Cruise's strategic value to the church was so crucial that nothing was too good for the actor. Miscavige even created a special award for him, the International Association of Scientologist's Freedom Medal of Valor, which he presented to Cruise at the IAS's twentieth anniversary gala in October 2004. When Cruise, in a black velvet jacket, walked onstage to receive his medal, a platinum disc encrusted with diamonds, the audience gave him a standing ovation as the actor and the Scientology leader saluted each other, hugged, and then clasped hands in a victory gesture. Miscavige called Cruise "the most dedicated Scientologist I know."

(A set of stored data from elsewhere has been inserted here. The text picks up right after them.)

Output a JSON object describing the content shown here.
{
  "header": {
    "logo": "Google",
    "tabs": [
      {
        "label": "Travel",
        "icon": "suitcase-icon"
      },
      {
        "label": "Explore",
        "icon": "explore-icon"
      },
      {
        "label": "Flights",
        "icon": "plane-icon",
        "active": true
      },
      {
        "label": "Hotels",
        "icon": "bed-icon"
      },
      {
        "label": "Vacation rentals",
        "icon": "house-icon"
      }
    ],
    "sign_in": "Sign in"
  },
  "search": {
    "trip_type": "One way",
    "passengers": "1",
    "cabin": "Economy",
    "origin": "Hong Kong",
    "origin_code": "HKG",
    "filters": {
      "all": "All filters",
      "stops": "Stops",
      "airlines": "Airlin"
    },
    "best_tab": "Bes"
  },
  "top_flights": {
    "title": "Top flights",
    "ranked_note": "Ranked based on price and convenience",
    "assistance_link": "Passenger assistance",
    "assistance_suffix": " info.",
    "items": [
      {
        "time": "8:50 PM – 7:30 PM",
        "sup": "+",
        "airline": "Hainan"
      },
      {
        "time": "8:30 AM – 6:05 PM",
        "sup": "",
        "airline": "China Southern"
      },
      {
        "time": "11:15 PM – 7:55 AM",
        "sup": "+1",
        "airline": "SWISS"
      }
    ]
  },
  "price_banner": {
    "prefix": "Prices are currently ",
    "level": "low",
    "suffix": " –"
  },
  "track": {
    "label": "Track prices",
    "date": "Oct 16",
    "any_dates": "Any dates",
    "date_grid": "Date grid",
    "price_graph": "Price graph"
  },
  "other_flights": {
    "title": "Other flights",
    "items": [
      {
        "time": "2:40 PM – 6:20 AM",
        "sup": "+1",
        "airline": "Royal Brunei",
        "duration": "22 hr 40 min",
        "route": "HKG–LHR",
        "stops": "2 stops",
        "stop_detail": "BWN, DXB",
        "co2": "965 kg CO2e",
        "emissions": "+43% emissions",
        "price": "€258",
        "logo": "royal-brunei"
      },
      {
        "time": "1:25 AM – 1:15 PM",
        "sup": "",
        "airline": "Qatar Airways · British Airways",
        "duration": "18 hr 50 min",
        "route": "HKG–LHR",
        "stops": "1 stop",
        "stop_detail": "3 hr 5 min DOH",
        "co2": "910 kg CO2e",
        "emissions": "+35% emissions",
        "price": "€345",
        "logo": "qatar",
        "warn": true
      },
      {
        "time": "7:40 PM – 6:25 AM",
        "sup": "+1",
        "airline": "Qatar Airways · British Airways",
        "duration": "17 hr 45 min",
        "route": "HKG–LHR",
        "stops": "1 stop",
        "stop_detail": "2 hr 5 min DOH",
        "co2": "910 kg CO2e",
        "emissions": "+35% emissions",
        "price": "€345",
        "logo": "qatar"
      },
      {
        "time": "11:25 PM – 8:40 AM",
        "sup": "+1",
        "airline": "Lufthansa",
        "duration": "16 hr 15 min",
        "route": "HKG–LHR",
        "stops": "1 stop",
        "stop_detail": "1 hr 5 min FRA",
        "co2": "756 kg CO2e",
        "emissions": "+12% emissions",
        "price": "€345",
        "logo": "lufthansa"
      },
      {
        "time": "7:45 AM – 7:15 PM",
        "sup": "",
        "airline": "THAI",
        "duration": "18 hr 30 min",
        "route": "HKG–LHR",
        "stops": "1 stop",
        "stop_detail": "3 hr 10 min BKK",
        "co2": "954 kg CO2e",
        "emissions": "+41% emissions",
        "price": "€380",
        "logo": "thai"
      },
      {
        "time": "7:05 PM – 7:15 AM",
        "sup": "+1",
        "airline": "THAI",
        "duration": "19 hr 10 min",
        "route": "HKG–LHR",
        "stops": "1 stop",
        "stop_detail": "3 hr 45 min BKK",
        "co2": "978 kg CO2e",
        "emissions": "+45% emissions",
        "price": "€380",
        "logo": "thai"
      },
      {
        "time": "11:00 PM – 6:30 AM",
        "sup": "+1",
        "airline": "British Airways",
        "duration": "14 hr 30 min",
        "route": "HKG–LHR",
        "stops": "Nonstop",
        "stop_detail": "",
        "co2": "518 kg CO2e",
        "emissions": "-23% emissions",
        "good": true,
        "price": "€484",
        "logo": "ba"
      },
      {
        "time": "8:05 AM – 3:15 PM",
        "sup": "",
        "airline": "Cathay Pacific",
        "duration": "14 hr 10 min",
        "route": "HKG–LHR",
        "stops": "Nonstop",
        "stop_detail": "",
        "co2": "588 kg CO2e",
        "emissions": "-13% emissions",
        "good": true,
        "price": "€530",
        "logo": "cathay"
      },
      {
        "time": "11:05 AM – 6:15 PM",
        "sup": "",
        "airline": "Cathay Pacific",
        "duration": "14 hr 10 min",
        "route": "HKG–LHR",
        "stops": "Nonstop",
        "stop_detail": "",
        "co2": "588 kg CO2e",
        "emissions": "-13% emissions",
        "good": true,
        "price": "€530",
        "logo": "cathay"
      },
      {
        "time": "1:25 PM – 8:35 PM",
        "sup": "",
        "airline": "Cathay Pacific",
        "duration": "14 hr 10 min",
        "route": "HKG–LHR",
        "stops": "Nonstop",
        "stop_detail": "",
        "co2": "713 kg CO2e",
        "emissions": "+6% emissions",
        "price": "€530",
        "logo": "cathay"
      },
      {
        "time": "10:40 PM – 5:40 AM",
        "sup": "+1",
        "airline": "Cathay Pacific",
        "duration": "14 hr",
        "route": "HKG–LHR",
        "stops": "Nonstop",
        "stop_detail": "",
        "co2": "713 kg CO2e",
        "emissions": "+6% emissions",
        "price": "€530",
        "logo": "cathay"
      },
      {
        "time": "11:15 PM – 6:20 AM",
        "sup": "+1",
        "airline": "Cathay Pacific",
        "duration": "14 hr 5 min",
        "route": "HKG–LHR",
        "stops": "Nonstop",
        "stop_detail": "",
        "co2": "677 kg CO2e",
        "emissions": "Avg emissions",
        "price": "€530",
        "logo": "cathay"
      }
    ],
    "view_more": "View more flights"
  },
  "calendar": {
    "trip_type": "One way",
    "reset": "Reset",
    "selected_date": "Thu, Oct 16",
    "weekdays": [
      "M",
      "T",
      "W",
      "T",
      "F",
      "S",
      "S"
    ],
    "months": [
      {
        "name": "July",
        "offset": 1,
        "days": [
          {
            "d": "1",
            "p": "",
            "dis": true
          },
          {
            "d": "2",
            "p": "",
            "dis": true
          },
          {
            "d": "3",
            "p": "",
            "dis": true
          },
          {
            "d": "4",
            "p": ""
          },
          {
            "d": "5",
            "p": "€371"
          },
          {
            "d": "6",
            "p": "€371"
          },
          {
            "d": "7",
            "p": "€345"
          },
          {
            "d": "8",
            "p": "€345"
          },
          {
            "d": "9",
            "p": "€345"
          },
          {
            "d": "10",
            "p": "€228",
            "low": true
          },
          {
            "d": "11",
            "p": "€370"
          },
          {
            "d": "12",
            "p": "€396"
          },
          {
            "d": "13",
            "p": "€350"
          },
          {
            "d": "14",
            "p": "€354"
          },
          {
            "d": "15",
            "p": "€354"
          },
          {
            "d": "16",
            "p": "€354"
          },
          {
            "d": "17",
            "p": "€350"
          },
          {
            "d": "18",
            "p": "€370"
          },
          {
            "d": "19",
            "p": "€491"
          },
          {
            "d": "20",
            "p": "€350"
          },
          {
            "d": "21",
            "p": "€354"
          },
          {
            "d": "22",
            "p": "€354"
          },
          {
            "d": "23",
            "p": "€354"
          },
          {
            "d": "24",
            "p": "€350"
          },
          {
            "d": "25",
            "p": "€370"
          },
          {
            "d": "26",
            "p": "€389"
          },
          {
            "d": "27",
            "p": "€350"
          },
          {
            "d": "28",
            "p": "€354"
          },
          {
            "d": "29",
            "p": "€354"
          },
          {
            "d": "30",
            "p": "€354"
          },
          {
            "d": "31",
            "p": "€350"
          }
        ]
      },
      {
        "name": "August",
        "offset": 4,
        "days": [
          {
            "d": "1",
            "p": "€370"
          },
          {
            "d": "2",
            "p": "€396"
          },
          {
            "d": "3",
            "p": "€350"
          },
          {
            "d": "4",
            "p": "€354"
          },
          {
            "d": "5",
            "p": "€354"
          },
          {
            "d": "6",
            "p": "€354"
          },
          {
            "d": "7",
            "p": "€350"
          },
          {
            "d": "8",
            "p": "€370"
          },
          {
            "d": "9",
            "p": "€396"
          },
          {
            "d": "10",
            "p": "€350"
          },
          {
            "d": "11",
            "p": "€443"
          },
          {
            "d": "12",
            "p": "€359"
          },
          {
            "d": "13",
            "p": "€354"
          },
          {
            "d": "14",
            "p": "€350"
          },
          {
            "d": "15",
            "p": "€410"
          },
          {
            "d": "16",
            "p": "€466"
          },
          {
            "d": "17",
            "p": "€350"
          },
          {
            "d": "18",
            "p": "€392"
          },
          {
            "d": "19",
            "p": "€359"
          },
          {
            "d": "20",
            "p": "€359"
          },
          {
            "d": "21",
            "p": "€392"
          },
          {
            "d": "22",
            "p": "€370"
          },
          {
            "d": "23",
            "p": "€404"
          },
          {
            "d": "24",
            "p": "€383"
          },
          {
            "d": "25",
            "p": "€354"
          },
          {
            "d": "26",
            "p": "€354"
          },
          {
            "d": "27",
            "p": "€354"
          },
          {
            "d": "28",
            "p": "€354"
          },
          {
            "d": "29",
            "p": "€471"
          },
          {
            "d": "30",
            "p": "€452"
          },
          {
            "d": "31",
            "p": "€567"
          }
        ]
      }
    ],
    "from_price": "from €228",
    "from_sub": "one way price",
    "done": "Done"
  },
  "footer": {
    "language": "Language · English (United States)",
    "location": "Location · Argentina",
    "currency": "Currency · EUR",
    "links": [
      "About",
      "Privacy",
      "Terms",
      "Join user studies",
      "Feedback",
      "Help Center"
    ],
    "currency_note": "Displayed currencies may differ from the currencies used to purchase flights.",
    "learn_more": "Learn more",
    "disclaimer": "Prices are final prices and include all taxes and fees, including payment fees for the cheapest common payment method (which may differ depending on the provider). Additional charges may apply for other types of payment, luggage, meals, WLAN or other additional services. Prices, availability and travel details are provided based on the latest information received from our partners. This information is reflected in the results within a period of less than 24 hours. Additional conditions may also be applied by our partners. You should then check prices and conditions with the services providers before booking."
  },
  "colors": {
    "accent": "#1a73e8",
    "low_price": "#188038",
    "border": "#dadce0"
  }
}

Other Scientologists cringed at that statement. "All I thought about was the dedicated Sea Org members who'd sacrificed and given their lives to Scientology," said one member who was in the audience that evening. But to Miscavige, Cruise was better than all of them. The leader had even begun to tell his staff that he wished that Cruise could be his second-in-command, recalled Jeff Hawkins. "He'd say that Tom Cruise was the only person in Scientology, other than himself, that he would trust to run the church."

All the other Scientology executives, even such esteemed officials as Ray Mithoff, Greg Wilhere, and Mike Rinder, were "degraded" in Miscavige's eyes; their repeated failures—Rinder and Marty Rathbun's inability to protect Miscavige from personal involvement in the Lisa McPherson case, for example—made them unworthy.